Error signature	Likely cause	Diagnostic	Acceptable fix	Caveats
`Molecule has more/fewer total formal charges than the matched substructure`	Residue graph, hydrogens, termini, or disulfide state differs from OpenFF’s matched template	Inspect the named residue’s hydrogens, bonds, and neighboring TER/SSBOND/CONECT records	Correct protonation/connectivity or use a reviewed custom substructure proof of concept	Never ignore the mismatch
Failure around `CYS#0001`, terminal `H`, or N-terminal cysteine	N-terminal cysteine/cystine has terminal hydrogens and disulfide state OpenFF does not match cleanly	Check N-terminal atom names, SG-HG absence, and SG-SG bond	Curate the terminal cystine or use a narrow `NCYX` custom substructure proof of concept	Private OpenFF API; not universal
Residue names include `CYX`, but OpenFF still fails	`CYX` may be treated as a cysteine alias, not a complete public template solution	Compare residue atoms and SG-SG connectivity	Add/verify disulfide connectivity and hydrogens; consider upstream issue/PR	Do not assume renaming to CYX is sufficient
Failure near residues reported in `REMARK 465`	Missing-coordinate residues or missing heavy atoms affect chemistry or termini	Read PDB header and visualize gaps	Model missing regions with an external tool when scientifically appropriate	PolyzyMD should receive a curated result

Disulfides

For each disulfide:

Confirm the paired cysteine SG atoms are close and intentionally bonded.
Remove inappropriate SG-bound HG protons from disulfide cysteines.
Preserve or add reliable connectivity records. SSBOND is useful metadata; CONECT can make the actual SG-SG bond explicit for parser paths that use it.
Validate again with Topology.from_pdb().

Termini and hydrogen naming

Terminal residues combine residue chemistry with chain-fragment state. A mature protein can have multiple TER-separated fragments, each with termini. Verify that terminal hydrogens and atom names match the intended protonation state. This is especially important for N-terminal cystines.

Missing residues and heavy atoms

REMARK 465 and related header records are not instructions to auto-fill a PDB. They are warnings that the deposited model is incomplete. Decide whether to model missing residues or heavy atoms with external tools such as PDBFixer, MODELLER, SWISS-MODEL, AlphaFold-derived models, ChimeraX, or PyMOL workflows, then review the result before passing it to PolyzyMD.

Charge mismatch

Treat charge mismatch as a blocker. It means OpenFF’s inferred molecule and the matched substructure disagree. The fix is to make the residue graph, atom names, bonds, hydrogens, and protonation state consistent, not to suppress the error.

4CHA case study

The 4CHA alpha-chymotrypsin preparation can pass structural checks after selecting one enzyme copy, relabeling protein atoms to chain A, preserving TER records, removing waters, and adding hydrogens. Direct OpenFF validation may still fail around the N-terminal cystine and nearby residues. That failure separates PDB cleanup from chemistry assignment.
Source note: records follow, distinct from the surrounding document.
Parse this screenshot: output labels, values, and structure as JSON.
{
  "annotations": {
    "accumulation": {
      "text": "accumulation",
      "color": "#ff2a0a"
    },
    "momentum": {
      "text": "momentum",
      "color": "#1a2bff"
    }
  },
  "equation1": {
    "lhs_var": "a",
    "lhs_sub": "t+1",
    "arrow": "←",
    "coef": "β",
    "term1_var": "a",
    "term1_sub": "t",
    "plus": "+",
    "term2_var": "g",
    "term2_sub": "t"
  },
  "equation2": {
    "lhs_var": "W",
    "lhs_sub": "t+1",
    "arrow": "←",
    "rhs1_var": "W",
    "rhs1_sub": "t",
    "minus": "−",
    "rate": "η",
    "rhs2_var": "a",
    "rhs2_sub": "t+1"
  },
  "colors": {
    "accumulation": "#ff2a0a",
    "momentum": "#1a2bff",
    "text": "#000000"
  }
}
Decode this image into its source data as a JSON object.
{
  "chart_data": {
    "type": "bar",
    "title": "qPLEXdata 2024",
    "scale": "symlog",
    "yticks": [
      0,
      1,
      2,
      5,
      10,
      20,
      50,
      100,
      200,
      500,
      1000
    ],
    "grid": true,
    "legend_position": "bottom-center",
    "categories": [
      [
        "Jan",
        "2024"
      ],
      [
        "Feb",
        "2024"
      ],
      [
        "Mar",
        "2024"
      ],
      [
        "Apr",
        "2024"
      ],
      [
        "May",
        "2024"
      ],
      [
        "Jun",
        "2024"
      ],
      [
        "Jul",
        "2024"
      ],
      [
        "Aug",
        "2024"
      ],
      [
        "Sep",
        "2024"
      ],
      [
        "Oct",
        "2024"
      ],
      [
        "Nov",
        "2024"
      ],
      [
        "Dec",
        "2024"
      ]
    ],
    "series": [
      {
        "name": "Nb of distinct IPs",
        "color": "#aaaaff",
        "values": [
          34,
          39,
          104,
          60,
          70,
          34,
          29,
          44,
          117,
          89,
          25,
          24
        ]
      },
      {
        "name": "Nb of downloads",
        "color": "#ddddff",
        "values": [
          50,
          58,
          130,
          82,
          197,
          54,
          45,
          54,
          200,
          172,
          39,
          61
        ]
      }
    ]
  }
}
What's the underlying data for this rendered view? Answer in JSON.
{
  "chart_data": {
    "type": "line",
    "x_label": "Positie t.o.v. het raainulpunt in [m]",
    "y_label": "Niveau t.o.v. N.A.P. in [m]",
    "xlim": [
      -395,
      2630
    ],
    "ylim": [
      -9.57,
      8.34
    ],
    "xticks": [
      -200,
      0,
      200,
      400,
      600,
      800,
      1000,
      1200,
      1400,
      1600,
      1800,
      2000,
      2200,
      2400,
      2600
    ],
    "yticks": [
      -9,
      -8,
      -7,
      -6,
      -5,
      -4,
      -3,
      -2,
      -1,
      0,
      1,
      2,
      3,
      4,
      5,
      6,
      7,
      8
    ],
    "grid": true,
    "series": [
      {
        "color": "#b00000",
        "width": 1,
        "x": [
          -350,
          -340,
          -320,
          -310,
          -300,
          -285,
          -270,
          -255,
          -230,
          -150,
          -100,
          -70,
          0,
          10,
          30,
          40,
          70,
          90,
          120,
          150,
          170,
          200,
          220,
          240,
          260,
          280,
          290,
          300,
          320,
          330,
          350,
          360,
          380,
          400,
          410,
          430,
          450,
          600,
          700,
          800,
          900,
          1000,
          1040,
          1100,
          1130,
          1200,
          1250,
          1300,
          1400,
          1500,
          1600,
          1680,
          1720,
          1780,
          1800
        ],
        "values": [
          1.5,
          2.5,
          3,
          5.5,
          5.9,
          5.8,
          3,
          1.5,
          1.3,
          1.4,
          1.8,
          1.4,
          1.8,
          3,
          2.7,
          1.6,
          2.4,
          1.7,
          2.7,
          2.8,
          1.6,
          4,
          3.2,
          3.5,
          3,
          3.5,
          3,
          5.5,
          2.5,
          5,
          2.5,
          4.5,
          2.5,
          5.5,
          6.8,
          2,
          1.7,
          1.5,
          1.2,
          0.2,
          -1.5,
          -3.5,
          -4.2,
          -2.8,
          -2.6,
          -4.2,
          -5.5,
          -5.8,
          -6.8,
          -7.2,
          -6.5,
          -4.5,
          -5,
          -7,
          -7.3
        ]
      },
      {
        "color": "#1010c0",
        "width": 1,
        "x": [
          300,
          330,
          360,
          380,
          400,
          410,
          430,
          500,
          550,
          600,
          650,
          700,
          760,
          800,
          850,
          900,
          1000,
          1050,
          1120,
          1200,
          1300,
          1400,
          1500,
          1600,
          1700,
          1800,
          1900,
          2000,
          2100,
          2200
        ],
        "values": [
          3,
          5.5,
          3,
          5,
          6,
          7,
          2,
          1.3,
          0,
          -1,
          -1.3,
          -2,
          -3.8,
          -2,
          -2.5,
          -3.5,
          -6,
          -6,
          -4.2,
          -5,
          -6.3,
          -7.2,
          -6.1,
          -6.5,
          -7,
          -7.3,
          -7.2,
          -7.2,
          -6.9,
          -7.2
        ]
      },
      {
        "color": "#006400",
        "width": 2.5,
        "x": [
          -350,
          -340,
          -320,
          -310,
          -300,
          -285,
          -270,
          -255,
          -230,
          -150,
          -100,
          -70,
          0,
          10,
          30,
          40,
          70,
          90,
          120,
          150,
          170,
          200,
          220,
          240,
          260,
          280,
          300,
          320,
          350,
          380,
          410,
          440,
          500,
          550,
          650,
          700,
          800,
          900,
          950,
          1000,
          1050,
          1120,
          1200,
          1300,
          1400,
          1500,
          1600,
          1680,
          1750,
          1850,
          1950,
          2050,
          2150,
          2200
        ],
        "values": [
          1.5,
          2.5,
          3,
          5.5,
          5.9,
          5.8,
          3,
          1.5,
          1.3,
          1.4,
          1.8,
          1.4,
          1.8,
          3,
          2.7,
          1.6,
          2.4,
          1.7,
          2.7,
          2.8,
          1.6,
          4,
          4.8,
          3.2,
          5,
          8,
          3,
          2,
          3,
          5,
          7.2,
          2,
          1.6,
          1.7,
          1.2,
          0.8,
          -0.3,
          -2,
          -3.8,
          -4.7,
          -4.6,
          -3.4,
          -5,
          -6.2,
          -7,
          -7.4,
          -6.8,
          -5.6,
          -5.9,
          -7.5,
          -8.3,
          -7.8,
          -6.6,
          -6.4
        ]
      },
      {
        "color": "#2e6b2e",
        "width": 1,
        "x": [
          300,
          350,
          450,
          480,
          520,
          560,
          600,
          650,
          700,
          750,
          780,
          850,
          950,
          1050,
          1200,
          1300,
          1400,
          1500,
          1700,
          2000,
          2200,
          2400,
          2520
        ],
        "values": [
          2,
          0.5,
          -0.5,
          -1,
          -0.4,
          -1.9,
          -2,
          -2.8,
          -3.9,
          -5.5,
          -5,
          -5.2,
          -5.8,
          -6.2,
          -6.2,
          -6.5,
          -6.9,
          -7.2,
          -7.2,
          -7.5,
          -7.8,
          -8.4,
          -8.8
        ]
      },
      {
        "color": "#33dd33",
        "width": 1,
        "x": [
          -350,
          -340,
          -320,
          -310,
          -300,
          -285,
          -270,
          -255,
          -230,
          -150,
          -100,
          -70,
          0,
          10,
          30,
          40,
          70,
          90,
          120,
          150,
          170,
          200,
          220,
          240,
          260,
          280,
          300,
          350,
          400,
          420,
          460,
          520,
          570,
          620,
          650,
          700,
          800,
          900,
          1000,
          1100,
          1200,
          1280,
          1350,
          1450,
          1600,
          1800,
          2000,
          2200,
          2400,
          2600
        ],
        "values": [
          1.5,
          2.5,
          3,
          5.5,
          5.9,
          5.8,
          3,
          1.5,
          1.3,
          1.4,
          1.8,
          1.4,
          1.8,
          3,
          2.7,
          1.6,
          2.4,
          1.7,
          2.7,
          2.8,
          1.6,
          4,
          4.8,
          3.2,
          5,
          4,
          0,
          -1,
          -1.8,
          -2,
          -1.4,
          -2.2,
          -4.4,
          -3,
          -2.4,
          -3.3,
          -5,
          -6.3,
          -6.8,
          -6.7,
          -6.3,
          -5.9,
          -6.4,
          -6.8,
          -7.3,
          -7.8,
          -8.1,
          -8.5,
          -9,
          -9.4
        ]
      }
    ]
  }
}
See examples/pdb_preparation/4cha/ for proof-of-concept scripts, including an NCYX custom substructure example. The _custom_substructures argument is a private OpenFF API, so this example is evidence for a targeted workaround or upstream contribution, not a production-ready universal preparation method.

Keep the error catalog current

When you diagnose a new OpenFF PDB ingestion error, update this page and OpenFF PDB ingestion reference before marking the task complete. Add:

exact error text or shortest unique traceback excerpt
likely cause
diagnostic snippet or command
acceptable fix
caveats, especially private APIs or structure-specific assumptions

If the user explicitly defers the update, record that deferral in your final response.